Two of the key early events in the development of the peripheral nervous system are the proliferation of neural crest precursor cells and their subsequent differentiation into different neural cell types. We present evidence that members of the fibroblast growth factor family, (FGF1 or FGF2) act directly on the neural crest cells in vitro to stimulate proliferation in the presence of serum. These findings correlate with in situ hybridisation analysis, which shows FGF2 mRNA is expressed in cells both in the neural tube and within newly formed sensory ganglia (dorsal root ganglia, DRG) at embryonic day 10 in the mouse, when neural crest precursors are proliferating within the DRG. This data infers an autocrine/paracrine loop for FGF regulation of proliferation. Evidence supporting this notion is provided by the finding that part of the endogenous proliferative activity in the NC cultures is related to FGF. It was also found, in early neural crest cultures, that exogenous FGF completely inhibited neuronal differentiation, probably as a direct consequence of its mitogenic activity.
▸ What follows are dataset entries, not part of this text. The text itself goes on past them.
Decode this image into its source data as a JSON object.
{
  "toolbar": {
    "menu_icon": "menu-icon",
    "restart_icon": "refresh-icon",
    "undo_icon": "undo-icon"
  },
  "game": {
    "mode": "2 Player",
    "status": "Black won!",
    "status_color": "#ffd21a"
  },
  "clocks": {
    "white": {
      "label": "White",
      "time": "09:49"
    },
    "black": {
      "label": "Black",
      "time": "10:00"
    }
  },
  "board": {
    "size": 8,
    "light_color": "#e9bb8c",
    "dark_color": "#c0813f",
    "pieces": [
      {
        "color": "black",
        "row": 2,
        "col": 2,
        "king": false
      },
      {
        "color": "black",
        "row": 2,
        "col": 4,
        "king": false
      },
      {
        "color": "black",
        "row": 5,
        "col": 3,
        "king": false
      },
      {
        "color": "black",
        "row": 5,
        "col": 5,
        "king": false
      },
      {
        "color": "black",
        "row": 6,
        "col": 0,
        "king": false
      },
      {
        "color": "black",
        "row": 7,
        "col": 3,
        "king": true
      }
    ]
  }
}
In order to stimulate neuronal differentiation significantly, it was necessary to remove the FGF and replace it with leukemia inhibitory factor (LIF) or related factors. Under these conditions, 50% of the cells differentiated into neurons, which developed a sensory neuron morphology and were immunoreactive for the sensory markers CGRP and substance P. These data support a model of neural crest development, whereby multipotential neural crest precursor cells are stimulated to divide by FGF and subsequent development into sensory neurons is regulated by LIF or other cytokines with a similar signalling mechanism.